Treasury in talks to use R459 billion Reserve Bank forex account

The National Treasury is having discussions with the Reserve Bank about using part of its R459 billion gold and foreign exchange reserve account to alleviate some of the government’s financial problems and reduce its debt burden. 

Head of the Treasury’s budget office, Edgar Sishi, told Parliament last week that the Treasury is discussing the possibility of using the gold and foreign exchange reserve account with the Reserve Bank. 

Sishi presented before Parliament’s two finance committees in response to various submissions made during public hearings on the Medium-Term Budget Policy Statement (MTBPS). 

He did not give details about the purpose of the discussions or their nature to Parliament. However, he said the process would be done according to existing legislation. 

“It will not be correct for me to create the impression now that there is something new for us to say, but there are engagements in this regard going forward, which hopefully should be able to produce some results at the appropriate time,” Sishi said.

The Reserve Bank oversees the gold and foreign exchange reserve account, which contains unrealised profits or losses on the reserves that are incurred due to exchange rate fluctuations.

While the gains – and losses – accrue to the government, the Treasury has refrained from tapping them so far.  

Pressure has been placed on the Treasury to tap these reserves to address the country’s severe fiscal challenges, particularly its growing debt burden and interest payments. 

In an interview with Bloomberg following the MTBPS, Finance Minister Enoch Godongwana said that there are several hurdles that have to be overcome for the Treasury to tap into the account. 

“Here is the problem, that thing is not hard cash”, and the value fluctuates on a daily basis, Godongwana said. This makes it difficult to realise the value of the reserve on short notice. 

“We are looking into it”, but no timeline has been set for determining whether the account will be accessed.
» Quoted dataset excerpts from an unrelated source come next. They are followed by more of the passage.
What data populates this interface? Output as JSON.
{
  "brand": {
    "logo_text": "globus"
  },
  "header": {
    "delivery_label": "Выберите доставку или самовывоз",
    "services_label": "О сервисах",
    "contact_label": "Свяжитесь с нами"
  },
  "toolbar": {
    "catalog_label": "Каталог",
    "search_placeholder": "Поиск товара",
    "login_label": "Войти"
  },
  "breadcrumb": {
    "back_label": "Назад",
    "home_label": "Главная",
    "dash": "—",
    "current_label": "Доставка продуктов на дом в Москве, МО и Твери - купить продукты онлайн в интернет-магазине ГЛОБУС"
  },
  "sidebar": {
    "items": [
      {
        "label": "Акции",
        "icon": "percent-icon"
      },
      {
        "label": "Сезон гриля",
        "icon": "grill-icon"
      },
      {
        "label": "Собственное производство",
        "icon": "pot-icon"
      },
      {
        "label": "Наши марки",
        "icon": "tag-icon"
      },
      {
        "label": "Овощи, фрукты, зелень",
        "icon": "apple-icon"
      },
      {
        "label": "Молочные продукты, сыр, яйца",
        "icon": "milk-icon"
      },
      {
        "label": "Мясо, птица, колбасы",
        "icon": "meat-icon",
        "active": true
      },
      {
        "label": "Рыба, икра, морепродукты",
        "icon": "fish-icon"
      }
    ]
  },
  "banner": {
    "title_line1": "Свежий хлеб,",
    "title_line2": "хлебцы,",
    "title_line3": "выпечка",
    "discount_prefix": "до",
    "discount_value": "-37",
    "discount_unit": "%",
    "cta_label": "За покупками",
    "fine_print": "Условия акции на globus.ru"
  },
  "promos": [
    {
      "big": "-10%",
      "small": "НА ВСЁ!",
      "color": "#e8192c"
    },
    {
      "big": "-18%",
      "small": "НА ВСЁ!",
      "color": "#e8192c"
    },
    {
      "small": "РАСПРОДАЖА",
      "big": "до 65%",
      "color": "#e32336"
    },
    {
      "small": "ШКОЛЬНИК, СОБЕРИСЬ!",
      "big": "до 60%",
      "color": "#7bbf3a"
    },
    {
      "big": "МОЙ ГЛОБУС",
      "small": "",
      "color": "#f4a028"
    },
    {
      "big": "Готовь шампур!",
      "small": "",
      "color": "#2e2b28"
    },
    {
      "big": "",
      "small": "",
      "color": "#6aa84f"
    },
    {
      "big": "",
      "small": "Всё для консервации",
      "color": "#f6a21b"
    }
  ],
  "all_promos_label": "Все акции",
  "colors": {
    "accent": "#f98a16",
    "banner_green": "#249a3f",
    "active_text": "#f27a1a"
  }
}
There are also technicalities associated with accessing the account “because for the Reserve Bank to take the money out of the system, they are going to do it at a cost to themselves.”

Deputy Reserve Bank governor responsible for financial markets Rashad Cassim pointed out to Business Times that its balances “are not a windfall that can be enjoyed with no further costs”. 

The amounts are unrealised gains — paper entries in a ledger whose value can be realised only by selling the underlying asset.

Godongwana made clear in the interview with Bloomberg that the possibility of tapping the reserves has not been ruled out.